Glossar‎ > ‎

Trotzkis defensive Rede im Petrograder Sowjet

In der Sitzung des Petrograder Rates vom 18./31. Oktober 1917 erklärte Trotzki aus Anlass der Mitteilungen der bürgerlichen Presse über eine bevorstehende Aktion, dass weder die Bolschewiki noch der Petrograder Rat einen Aufstand für die nächsten Tage vorbereiten oder irgendwelche bewaffneten Aktionen angesetzt haben, sie werden es aber nicht gestatten, dass die revolutionäre Garnison aus Petrograd entfernt wird, und bei dem ersten Versuch der Konterrevolution, den Rätekongress zu sprengen, wird das ganze revolutionäre Russland mit einer energischen Gegenaktion antworten, die rücksichtslos sein wird und die wir bis zu Ende durchführen werden. Kamenew, der nach ihm das Wort ergriff, erklärte, dass er jedes Wort Trotzkis unterschreibe („Rabotschij Putj, Nr. 40 und 41 vom 19. Oktober/1. November und 20. Oktober/2. November 1917). In der Sitzung des ZK vom 20 Oktober/2. November teilte Trotzki mit, dass seine Erklärung erzwungen wurde durch die Drohung Kamenews, in der Sitzung des Rates eine Resolution gegen die Aktion einzubringen („Protokolle der Sitzungen des ZK der SDAPR", „Proletarskaja Rewoluzija", Nr. 10 [69], 1927). [Lenin, Sämtliche Werke, Band 21, Anm. 156]

In den letzten Tagen vor dem Aufstand hat die gesamte antibolschewistische Presse die Frage nach dem Aufruhr der Bolschewiki hochgepuscht. Unsere Partei versuchte, die Wachsamkeit des Feindes zu beruhigen, indem sie auf die Absurdität solcher Aussagen hinwies. Die von L. D. Trotzki bei dieser Sitzung gemachte Aussage spielte eine Rolle bei der allgemeinen „militärisch-politischen Täuschung" der Bourgeoisie und der Kompromissler (über die Taktik der militärischen Täuschung in jenen Tagen siehe das Kapitel „Bewaffneter Aufstand und sowjetische Legalität" in der Einleitung von L. D. Trotzki zum vorliegenden Band).

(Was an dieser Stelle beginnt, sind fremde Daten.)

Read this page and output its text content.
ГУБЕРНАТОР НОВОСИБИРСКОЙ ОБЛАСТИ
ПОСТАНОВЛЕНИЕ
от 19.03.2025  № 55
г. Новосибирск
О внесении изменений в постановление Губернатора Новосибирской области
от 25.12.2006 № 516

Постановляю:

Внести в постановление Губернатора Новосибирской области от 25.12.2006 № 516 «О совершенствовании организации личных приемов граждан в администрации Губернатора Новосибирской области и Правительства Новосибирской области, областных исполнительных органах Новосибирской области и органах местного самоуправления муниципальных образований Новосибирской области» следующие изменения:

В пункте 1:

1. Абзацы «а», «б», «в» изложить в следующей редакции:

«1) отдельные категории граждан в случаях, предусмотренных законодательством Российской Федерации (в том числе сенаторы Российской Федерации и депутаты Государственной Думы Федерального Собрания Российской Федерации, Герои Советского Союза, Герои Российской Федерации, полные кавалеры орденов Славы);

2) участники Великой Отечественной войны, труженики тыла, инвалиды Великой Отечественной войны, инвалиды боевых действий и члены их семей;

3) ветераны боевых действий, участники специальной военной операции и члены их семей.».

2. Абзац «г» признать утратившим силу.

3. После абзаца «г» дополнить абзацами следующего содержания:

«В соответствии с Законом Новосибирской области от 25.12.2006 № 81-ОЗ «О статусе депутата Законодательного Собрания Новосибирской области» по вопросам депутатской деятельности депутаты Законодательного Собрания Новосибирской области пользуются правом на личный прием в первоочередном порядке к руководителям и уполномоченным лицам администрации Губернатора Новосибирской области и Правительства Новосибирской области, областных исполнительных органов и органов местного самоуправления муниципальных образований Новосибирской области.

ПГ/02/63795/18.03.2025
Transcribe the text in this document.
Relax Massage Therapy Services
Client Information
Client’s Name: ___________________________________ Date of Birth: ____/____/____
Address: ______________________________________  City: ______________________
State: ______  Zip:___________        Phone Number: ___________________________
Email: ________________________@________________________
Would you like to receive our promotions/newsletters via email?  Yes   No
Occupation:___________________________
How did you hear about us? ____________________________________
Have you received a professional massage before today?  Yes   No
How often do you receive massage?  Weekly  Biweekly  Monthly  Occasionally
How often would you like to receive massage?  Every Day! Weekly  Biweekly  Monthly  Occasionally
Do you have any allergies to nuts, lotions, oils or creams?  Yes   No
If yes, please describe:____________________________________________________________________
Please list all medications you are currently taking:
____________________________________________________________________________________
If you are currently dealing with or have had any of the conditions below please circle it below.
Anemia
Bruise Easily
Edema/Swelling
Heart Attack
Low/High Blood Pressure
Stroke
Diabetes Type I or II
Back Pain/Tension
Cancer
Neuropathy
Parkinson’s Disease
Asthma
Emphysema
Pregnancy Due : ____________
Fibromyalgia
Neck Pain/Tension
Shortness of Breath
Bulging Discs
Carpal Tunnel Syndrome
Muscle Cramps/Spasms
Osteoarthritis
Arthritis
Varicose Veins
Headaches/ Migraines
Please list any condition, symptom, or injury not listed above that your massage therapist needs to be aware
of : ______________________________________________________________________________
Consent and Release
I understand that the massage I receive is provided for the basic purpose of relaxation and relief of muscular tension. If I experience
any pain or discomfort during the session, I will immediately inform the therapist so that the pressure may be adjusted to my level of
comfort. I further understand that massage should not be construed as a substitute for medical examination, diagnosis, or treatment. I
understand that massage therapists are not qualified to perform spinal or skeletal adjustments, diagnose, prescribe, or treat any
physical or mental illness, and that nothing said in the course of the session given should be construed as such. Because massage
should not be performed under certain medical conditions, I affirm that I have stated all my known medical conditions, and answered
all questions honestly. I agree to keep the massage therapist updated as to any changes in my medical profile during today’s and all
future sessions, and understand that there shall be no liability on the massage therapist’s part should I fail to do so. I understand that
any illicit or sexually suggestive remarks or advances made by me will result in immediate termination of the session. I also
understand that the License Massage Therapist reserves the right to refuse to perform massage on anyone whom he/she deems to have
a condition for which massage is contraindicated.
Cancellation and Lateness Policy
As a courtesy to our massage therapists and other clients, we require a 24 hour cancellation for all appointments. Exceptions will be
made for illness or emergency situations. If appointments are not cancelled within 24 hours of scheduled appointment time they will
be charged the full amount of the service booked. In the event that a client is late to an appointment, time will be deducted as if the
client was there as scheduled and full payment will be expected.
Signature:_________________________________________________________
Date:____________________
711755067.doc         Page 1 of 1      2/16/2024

Es ist interessant festzustellen, dass andere Vertreter unserer Partei auch auf die Erklärung von L. D. Trotzki in dieser Sitzung verwiesen haben. So erschien zum Beispiel im „Rabotschij Putj" vom 20. Oktober der folgende Brief des Genossen Lunatscharski:

An die Redaktion von Rabotschij Putj."

In den letzten beiden Nummern der „Birschewskaja Wjedomisti" wird immer wieder ein Gerücht verbreitet, als ob offizielle Vertreter der Stadtmiliz mich mit einer Anfrage bezüglich eines angeblich bevorstehenden Aufruhrs angesprochen hätten. Ich gab ihnen auch meine Antwort, begleitet von allen möglichen bösartigen Äußerungen der Redaktion.

Ich erkläre, dass all diese Nachrichten vom ersten bis zum letzten Wort Fiktion sind. Wenn jemand eine solche Frage gestellt hätte, hätte ich Wort für Wort dasselbe gesagt, was Genosse Trotzki im Treffen des Petrograder Sowjets der Arbeiter- und Soldatendeputierten am 17. Oktober“ (nicht exakt: am 18. Oktober – die Red.) „gesagt hat.

A. Lunatscharski.“

Wir erfahren über Lenins Einstellung zu dieser Rede des Genossen Trotzki aus dem Buch „Über Lenin":

In der Zeit zwischen der zuletzt geschilderten Sitzung des ZK und dem 25. Oktober kann ich mich nur an eine Zusammenkunft mit Wladimir Iljitsch erinnern, und auch an diese nur unklar. Wann war es? Vermutlich etwa zwischen dem 15. und 20. Oktober. Ich entsinne mich, dass es mich sehr interessierte, wie Lenin auf den „defensiven" Charakter meiner Rede in der Sitzung des Petersburger Sowjets reagieren werde: ich hatte das Gerücht, dass wir für den 22. Oktober (den „Tag des Petersburger Sowjets") einen bewaffneten Aufstand vorbereiteten, für falsch erklärt und warnend erklärt, dass wir jeden Angriff mit einem resoluten Gegenschlag beantworten und bis zum Legten gehen würden.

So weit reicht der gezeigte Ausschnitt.